The most important characteristics of an American that Crèvecoeur described were the detachment from the prejudice and manners of the past that had been mostly based on national backgrounds and the dedication to new norms and goals that are based on beliefs. The notion of an American challenged the previous understanding of a nation. People who shaped the American nation had been connected within their former societies by common history, language, cultures, and centuries of struggling for differentiation. In Europe, every nation had perceived its distinctions that many had been proud of.
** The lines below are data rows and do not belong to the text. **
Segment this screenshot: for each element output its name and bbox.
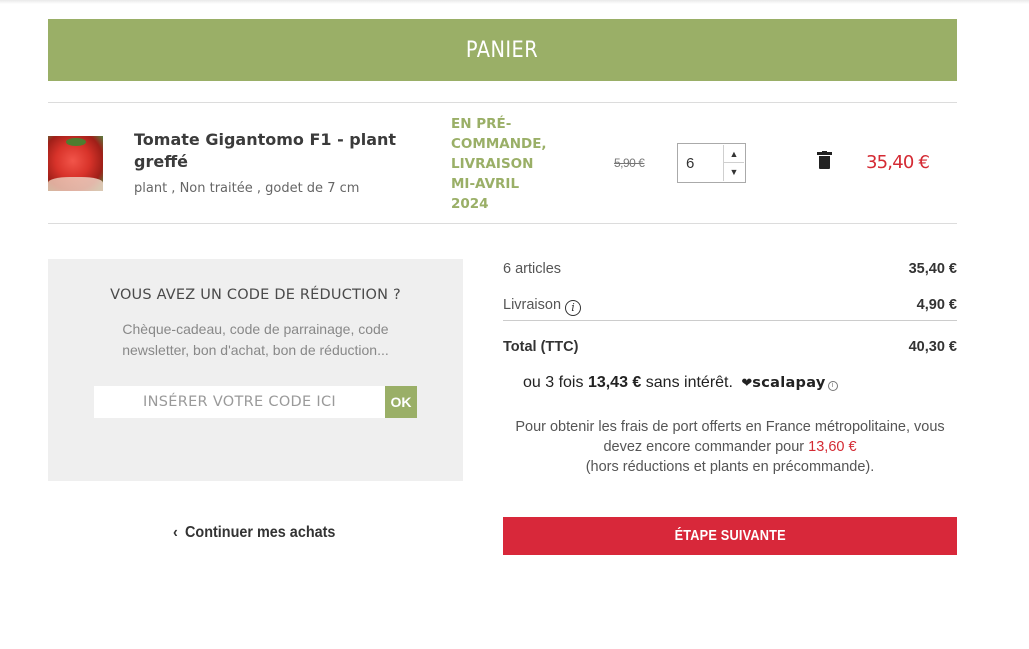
- top-shadow: [0, 0, 1029, 4]
- chevron-left-icon: ‹: [173, 524, 178, 541]
- shipping-label-wrap: Livraison i: [503, 297, 582, 316]
- chevron-up-icon: ▲: [729, 148, 739, 159]
- cart-header-banner: PANIER: [48, 19, 957, 81]
- divider: [48, 102, 957, 103]
- unit-price: 5,90 €: [614, 156, 645, 170]
- scalapay-logo: scalapay: [752, 375, 826, 391]
- promo-subtitle: Chèque-cadeau, code de parrainage, code …: [122, 321, 389, 358]
- chevron-down-icon: ▼: [729, 167, 739, 177]
- product-thumbnail[interactable]: [48, 136, 103, 191]
- shipping-amount: 4,90 €: [916, 297, 957, 313]
- articles-label: 6 articles: [503, 261, 562, 277]
- info-icon[interactable]: i: [827, 381, 838, 391]
- promo-title: VOUS AVEZ UN CODE DE RÉDUCTION ?: [110, 287, 401, 303]
- page-title: PANIER: [466, 37, 539, 63]
- scalapay-prefix: ou 3 fois: [523, 374, 584, 391]
- trash-lid: [817, 152, 832, 155]
- tomato-leaf-shape: [66, 138, 86, 146]
- total-amount: 40,30 €: [908, 339, 957, 355]
- free-shipping-note: (hors réductions et plants en précommand…: [585, 459, 875, 475]
- promo-code-input[interactable]: INSÉRER VOTRE CODE ICI: [94, 386, 385, 418]
- continue-shopping-link[interactable]: ‹ Continuer mes achats: [173, 524, 335, 542]
- quantity-stepper[interactable]: 6 ▲ ▼: [677, 143, 746, 183]
- next-step-button[interactable]: ÉTAPE SUIVANTE: [503, 517, 957, 555]
- scalapay-amount: 13,43 €: [587, 374, 642, 391]
- next-step-label: ÉTAPE SUIVANTE: [674, 528, 786, 544]
- decrement-button[interactable]: ▼: [723, 163, 744, 181]
- scalapay-installments[interactable]: ou 3 fois 13,43 € sans intérêt. ❤scalapa…: [523, 374, 838, 392]
- line-total: 35,40 €: [866, 152, 930, 173]
- product-name[interactable]: Tomate Gigantomo F1 - plant greffé: [134, 129, 404, 173]
- free-shipping-remaining: 13,60 €: [808, 439, 857, 455]
- availability-label: EN PRÉ-COMMANDE, LIVRAISON MI-AVRIL 2024: [451, 116, 547, 212]
- product-attributes: plant , Non traitée , godet de 7 cm: [134, 181, 360, 196]
- total-label: Total (TTC): [503, 339, 579, 355]
- increment-button[interactable]: ▲: [723, 145, 744, 163]
- divider: [48, 223, 957, 224]
- articles-amount: 35,40 €: [908, 261, 957, 277]
- info-icon[interactable]: i: [565, 300, 582, 316]
- trash-body: [819, 156, 830, 169]
- trash-icon[interactable]: [817, 151, 832, 170]
- continue-label: Continuer mes achats: [184, 524, 336, 541]
- quantity-input[interactable]: 6: [686, 155, 694, 172]
- promo-code-panel: VOUS AVEZ UN CODE DE RÉDUCTION ? Chèque-…: [48, 259, 463, 481]
- free-shipping-notice: Pour obtenir les frais de port offerts e…: [503, 417, 957, 477]
- heart-icon: ❤: [741, 375, 753, 390]
- promo-ok-button[interactable]: OK: [385, 386, 417, 418]
- scalapay-suffix: sans intérêt.: [645, 374, 733, 391]
- shipping-label: Livraison: [503, 297, 562, 313]
- divider: [503, 320, 957, 321]
- free-shipping-text: Pour obtenir les frais de port offerts e…: [515, 419, 945, 455]
- hand-shape: [48, 177, 103, 191]
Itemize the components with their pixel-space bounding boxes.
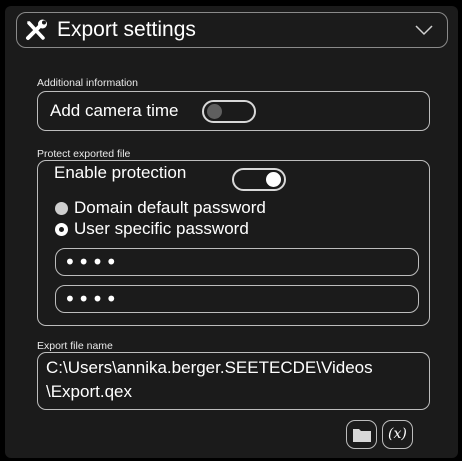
export-file-name-field[interactable]: C:\Users\annika.berger.SEETECDE\Videos \… (37, 352, 430, 410)
toggle-knob (207, 104, 222, 119)
folder-icon (353, 429, 371, 442)
export-file-path-line-1: C:\Users\annika.berger.SEETECDE\Videos (46, 358, 373, 377)
additional-information-box: Add camera time (37, 91, 430, 131)
export-file-name-label: Export file name (37, 340, 113, 352)
export-settings-header[interactable]: Export settings (16, 12, 448, 48)
toggle-knob (266, 172, 281, 187)
add-camera-time-label: Add camera time (50, 101, 179, 120)
insert-variable-button[interactable]: (x) (382, 420, 413, 449)
enable-protection-toggle[interactable] (232, 168, 286, 191)
user-specific-password-radio[interactable] (55, 223, 68, 236)
add-camera-time-toggle[interactable] (202, 100, 256, 123)
tools-icon (26, 19, 47, 40)
user-specific-password-label: User specific password (74, 219, 249, 238)
password-field[interactable]: •••• (55, 248, 419, 276)
domain-default-password-radio[interactable] (55, 202, 68, 215)
variables-label: (x) (388, 426, 407, 442)
browse-folder-button[interactable] (346, 420, 377, 449)
confirm-password-field[interactable]: •••• (55, 285, 419, 313)
additional-information-label: Additional information (37, 77, 138, 89)
enable-protection-label: Enable protection (54, 163, 187, 182)
domain-default-password-label: Domain default password (74, 198, 266, 217)
export-settings-title: Export settings (57, 18, 196, 41)
export-file-path-line-2: \Export.qex (46, 382, 132, 401)
protect-exported-file-box: Enable protection Domain default passwor… (37, 160, 430, 326)
protect-exported-file-label: Protect exported file (37, 148, 131, 160)
chevron-down-icon[interactable] (415, 24, 433, 36)
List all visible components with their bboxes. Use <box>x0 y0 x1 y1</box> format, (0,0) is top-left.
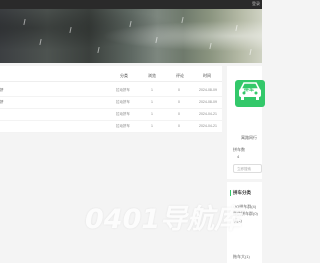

However, when they came to the New World, they got into a sort of a melting pot and combined. They looked differently and spoke different languages, but they connected around the opportunities that living in the New World provided. As Crèvecoeur writes, “The Americans were once scattered all over Europe. Here they are incorporated into one of the finest systems of population which has ever appeared.” They became united through their common future, not their common past. From this perspective, the American nation was indeed a new historical and cultural phenomenon that destroyed boundaries associated with the differentiation among nations in Europe and created a new framework of national self-awareness and the definition of a nation in general. However, it should not be disregarded that representatives of different cultures brought something from each of them to the formation that later became the American nation. The influences of the New World and everything that happened to the people who arrived there by the time of the American Revolution also contributed to the genesis of Americans as Crèvecoeur perceived them in 1782. The themes of mixing and adopting new ideas and principles are dominant in Crèvecoeur’s description.

Since then, the concept of an American has not changed dramatically to my mind. In the 21st century, Americans still experience the influences of various cultures that initially shaped the nation and continue to contribute to it. America is still the land where people go to pursue principles and ideas rather than to live according to national prejudices like in many other countries of the world. Of course, since Crèvecoeur’s times, America has changed to a large extent. But the change has only proved that Crèvecoeur was right. Americans are a nation that was built upon principles, and within more than 230 years since Letters from an American Farmer were written, America has strengthened its principles and proved repeatedly the nation’s dedication to them. I believe that Crèvecoeur, if he lived today, would still claim that Americans are united around beliefs as opposed to many other nations united around perceived cultural values of national origin. Being an American means being loyal to the ideas of freedom and pursuit of happiness and well-being. From this perspective, Americans have not changed since the 18th century, and the evolution of the nation has reinforced this definition of an American. Crèvecoeur declared that “the American is a new man, who acts upon new principles,” and almost two and a half centuries of history since then have confirmed this idea.